Today’s environment requires us to have proactive and future-oriented business intelligence systems that integrate the activities of planning and analysis, whilst destroying the artificial boundaries imposed by proprietary systems within each functional silo and widening the activity so that it has an organisational rather than a departmental scope. This presupposes that we are able to use a common platform across the different operational activities for both analysis and planning. In fact, the distinction that has historically existed between planning and analysis is now being called into question.
Twenty years ago, fashion retailers created a seasonal plan, put it away for six months and then finally began to analyse and reforecast. Today, with lead time in fast fashion down to single weeks in some cases, this distinction is not only unhelpful, it is counterproductive. The plan has become a weekly – if not daily – activity, and the “Quick Response” buzzword of the early 1990s has become a reality, even if may not have made millions for the consultants who hyped it up back then.
So, retailers need to be more agile than ever, and they need to implant the operational business intelligence systems and processes ever deeper into their organisations. As this happens, the data volumes get bigger and the processes get ever more detailed and idiosyncratic. Unfortunately, the law of diminishing returns kicks in at about the point that most retailers start to move beyond the traditional business intelligence strongholds of finance and merchandising. Applications take longer to develop, more seats are required for the software, change happens more frequently and sponsorship tends to be weaker. It takes real commitment to extend the reach of business performance management, but the returns are there if it is properly targeted and executed.
Today’s business intelligence applications are more flexible than ever, and, as was noted in the OLAP Report 6.0, the business intelligence software market is becoming increasingly commoditised. It won’t be too long before the open source software developers can provide us with a credible alternative to the highly priced product suites and support packages offered by today’s vendors. This may send a chill down the backs of the vendors who have quietly been pushing up prices and maintenance percentages over the last 10 years, but it is good news for retailers who will benefit from the increased competition and the ever-increasing power of the products available to them.
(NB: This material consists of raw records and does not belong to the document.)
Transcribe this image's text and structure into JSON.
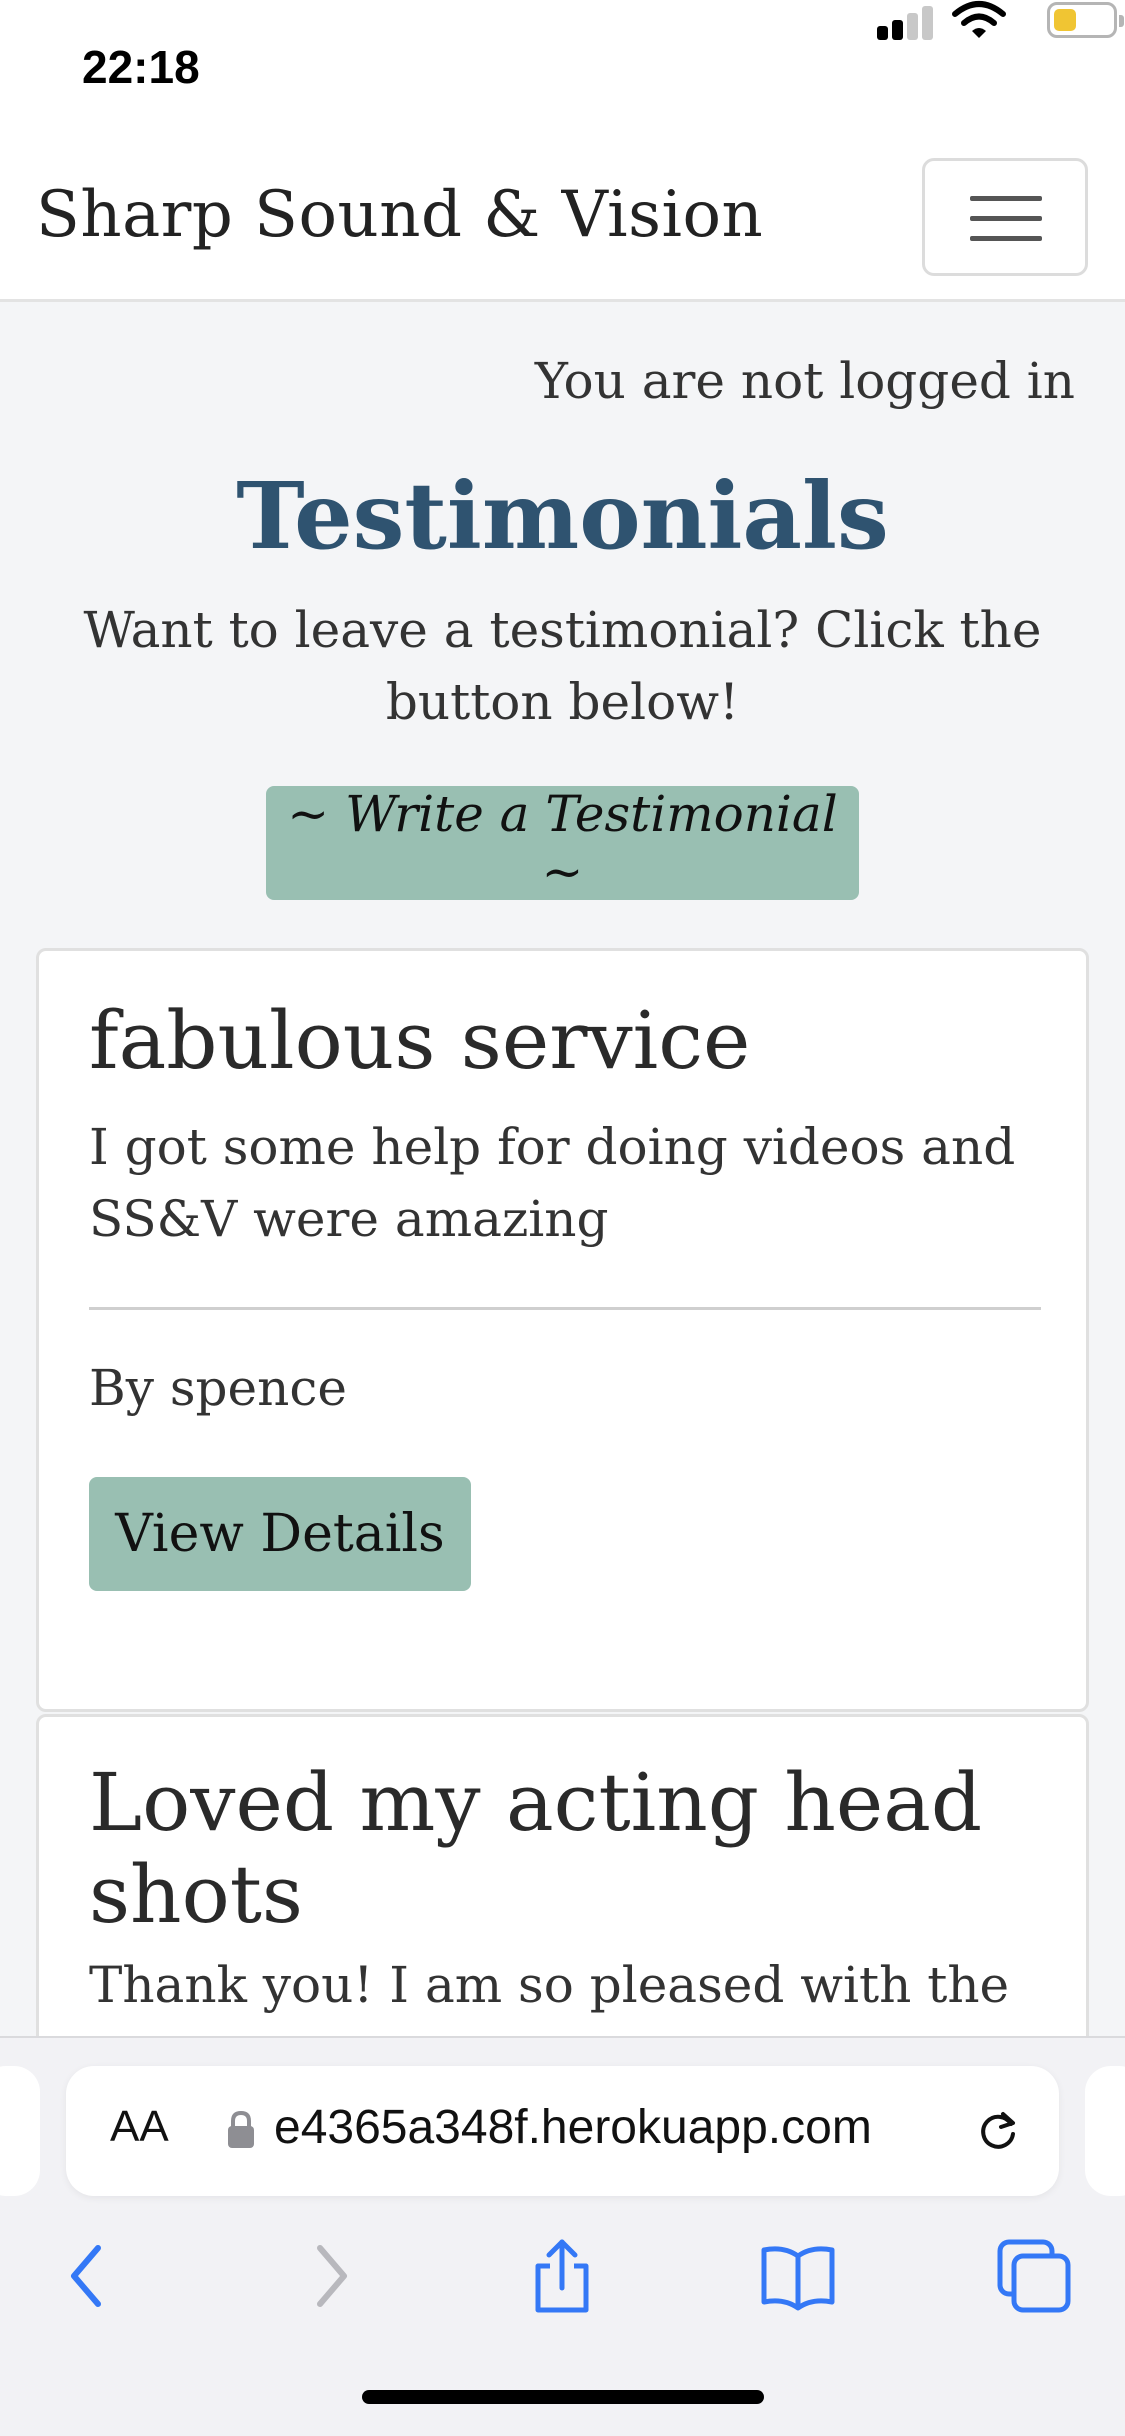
{
  "status_bar": {
    "time": "22:18",
    "icons": [
      "signal-icon",
      "wifi-icon",
      "battery-icon"
    ],
    "battery_color": "#f0c533"
  },
  "navbar": {
    "brand": "Sharp Sound & Vision",
    "menu_icon": "hamburger-menu-icon"
  },
  "main": {
    "login_status": "You are not logged in",
    "title": "Testimonials",
    "intro": "Want to leave a testimonial? Click the button below!",
    "write_button": "~ Write a Testimonial ~",
    "testimonials": [
      {
        "title": "fabulous service",
        "body": "I got some help for doing videos and SS&V were amazing",
        "author": "By spence",
        "button": "View Details"
      },
      {
        "title": "Loved my acting head shots",
        "body": "Thank you! I am so pleased with the"
      }
    ]
  },
  "browser": {
    "text_size_label": "AA",
    "url": "e4365a348f.herokuapp.com",
    "icons": [
      "lock-icon",
      "reload-icon",
      "back-icon",
      "forward-icon",
      "share-icon",
      "bookmarks-icon",
      "tabs-icon"
    ]
  },
  "colors": {
    "accent_button": "#99bfb2",
    "title": "#2f5370",
    "browser_blue": "#3478f6"
  }
}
It’s a bit like buying a car – even the cheap models now come with all the bells and whistles and will carry you reliably where you need to go, but you can still buy a Ferrari if you want to (and if you have the budget). Of course, just like with the Ferrari, you still have to know what to do with all that power, and it won’t do you much good if you leave it stuck on the drive (or in the finance department). In today’s fast developing environment, retailers need agile and pervasive business intelligence systems that can carry them forward whilst building on, rather than being hampered by, change.